UCLA Transportation launches bike exchange program for faculty, staff
UCLA Transportation officials launched the Earn-a-Bike program May 16, allowing staff and faculty to get a bicycle in exchange for a parking permit. (Daily Bruin file photo)
May. 26, 2016 1:15 am
Staff and faculty can now exchange a parking permit for a free $400 coupon for a bicycle as a part of a new UCLA Transportation program.
UCLA Transportation officials launched the Earn-a-Bike program May 16, allowing staff and faculty who have a quarterly parking permit to exchange the coupon for a hybrid or mountain bicycle from Helen’s Cycles in Westwood.
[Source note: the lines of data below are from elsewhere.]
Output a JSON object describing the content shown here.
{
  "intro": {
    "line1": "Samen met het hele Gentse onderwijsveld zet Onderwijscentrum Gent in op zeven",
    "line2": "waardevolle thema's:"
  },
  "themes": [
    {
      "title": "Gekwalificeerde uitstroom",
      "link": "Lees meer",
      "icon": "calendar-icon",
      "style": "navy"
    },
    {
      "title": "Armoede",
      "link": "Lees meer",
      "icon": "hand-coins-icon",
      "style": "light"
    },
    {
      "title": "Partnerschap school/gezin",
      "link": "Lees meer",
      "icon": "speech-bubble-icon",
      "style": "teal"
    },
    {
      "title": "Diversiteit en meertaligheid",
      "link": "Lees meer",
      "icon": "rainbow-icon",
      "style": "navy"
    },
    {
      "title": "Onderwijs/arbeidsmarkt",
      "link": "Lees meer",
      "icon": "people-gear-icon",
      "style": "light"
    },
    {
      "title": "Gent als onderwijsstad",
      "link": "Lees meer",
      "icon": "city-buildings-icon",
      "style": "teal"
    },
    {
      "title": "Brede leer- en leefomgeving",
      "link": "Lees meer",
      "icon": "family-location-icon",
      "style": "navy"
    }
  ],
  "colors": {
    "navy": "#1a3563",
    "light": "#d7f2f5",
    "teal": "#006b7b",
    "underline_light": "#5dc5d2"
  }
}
Officials said in an email statement they will reallocate parking permits that are exchanged for the coupons to other staff and faculty.
UCLA Transportation distributes parking permits based on seniority, transportation officials said. Over the past five years, UCLA gave more than half of parking permits to staff and faculty.
The coupon also covers the cost of a bicycle light, lock set, helmet and a Bruin Commuter Club membership. The membership offers discounted parking and 12 hours of free Zipcar usage per quarter, according to the UCLA Transportation website.
UCLA Transportation officials said staff and faculty must have used their parking permit for at least half of a quarter to qualify for the program. Staff and faculty who get the coupon will not be able to request a parking permit for two years. A staff and faculty yellow permit costs $231 per quarter and a blue permit costs $288 per quarter.
The Earn-a-Bike program will not be available to students, UCLA Transportation officials added. They said the UCLA Bike Library already offers bike rentals to students for $60 per quarter.
Juan Matute, associate director of the UCLA Institute of Transportation Studies, said he thinks the program may appeal to staff and faculty who live within biking distance to UCLA. He added people who enjoy biking may not use the program because they probably already own a bike.
Melody Wang, assistant manager of Helen’s Cycles, said she thinks if people participate in the program, more people will become interested.
UCLA Transportation officials said 115 faculty and staff have submitted a form asking to participate in the program.
Some professors said they think most staff and faculty will not be interested in the program.
Bill McKelvey, a professor emeritus from the UCLA Anderson School of Management, said he frequently discourages people from biking because he thinks Los Angeles does not have enough bike lanes.
William Roy, a research professor emeritus of sociology, said he thinks most faculty and staff are ecologically conscious and already bike to work if they can.
Interested staff and faculty can apply at UCLA Transportation’s website.